Faisal hesitates, but then–

‘This is your weed-out year.’

‘Weed-out year?’ I repeat. What do you mean?’

Omar Ali, a twelve-year-old Pakistani schoolboy, becomes the pride of his rural village when he earns a scholarship to attend Chalib Academy, a prestigious boarding school. But after arriving there, he comes to understand that the scholarships are little more than a strategy employed in order to make the school look good.

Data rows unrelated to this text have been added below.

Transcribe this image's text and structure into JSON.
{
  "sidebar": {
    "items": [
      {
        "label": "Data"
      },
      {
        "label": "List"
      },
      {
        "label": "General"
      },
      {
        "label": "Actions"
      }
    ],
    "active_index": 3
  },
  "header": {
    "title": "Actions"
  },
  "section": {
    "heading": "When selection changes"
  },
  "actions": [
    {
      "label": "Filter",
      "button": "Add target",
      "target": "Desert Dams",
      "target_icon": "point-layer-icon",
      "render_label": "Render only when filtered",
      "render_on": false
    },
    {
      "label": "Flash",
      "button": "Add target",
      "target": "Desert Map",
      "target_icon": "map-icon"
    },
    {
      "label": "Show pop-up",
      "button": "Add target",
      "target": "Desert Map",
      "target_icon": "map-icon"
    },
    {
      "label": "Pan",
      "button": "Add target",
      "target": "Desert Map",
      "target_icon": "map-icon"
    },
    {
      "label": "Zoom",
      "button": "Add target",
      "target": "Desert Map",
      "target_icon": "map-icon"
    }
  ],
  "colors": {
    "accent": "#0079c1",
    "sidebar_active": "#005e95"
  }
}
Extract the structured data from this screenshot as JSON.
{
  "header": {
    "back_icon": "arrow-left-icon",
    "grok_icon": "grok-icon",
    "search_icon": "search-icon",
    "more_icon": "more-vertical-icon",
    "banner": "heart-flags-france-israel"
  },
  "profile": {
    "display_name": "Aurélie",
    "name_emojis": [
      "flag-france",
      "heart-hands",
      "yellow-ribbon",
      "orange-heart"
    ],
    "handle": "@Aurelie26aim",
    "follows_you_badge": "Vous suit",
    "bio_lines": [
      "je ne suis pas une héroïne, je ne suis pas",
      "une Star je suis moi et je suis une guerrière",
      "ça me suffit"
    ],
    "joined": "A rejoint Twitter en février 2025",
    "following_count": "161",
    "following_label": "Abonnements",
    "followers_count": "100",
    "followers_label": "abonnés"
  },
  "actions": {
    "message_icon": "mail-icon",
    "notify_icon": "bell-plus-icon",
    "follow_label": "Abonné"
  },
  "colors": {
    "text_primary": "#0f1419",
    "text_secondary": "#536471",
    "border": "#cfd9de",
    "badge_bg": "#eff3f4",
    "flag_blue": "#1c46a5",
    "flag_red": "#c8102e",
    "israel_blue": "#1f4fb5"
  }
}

The reality is that the scholarship students, like Omar, are treated unfairly. They are forbidden to participate in the rich variety of extracurriculars offered to the rest of the students. They must each spend an hour a day providing free labor, such as working in the kitchen or folding laundry. And then, an upper-grade scholarship student clues Omar into the fact that the administration expects scholarship students to maintain a near-impossible A+ average in order to avoid being “weeded out.”

Omar is a great student, but his Achilles heel is his English class. It is being taught by the school’s sullen headmaster/executioner, who had me recalling John Houseman in The Paper Chase.

The heavy-handed classism fostered by the school’s policies seems so backward and unfair, but what can be done about it? Omar and a couple of friends form a study group, and forgo most diversions, in order to do as well as they possibly can. But will these efforts be enough to meet the ridiculous grade requirement that only applies to the scholarship kids? Can anything be done to change the system?

As a long-ago student activist, this one definitely made me smile.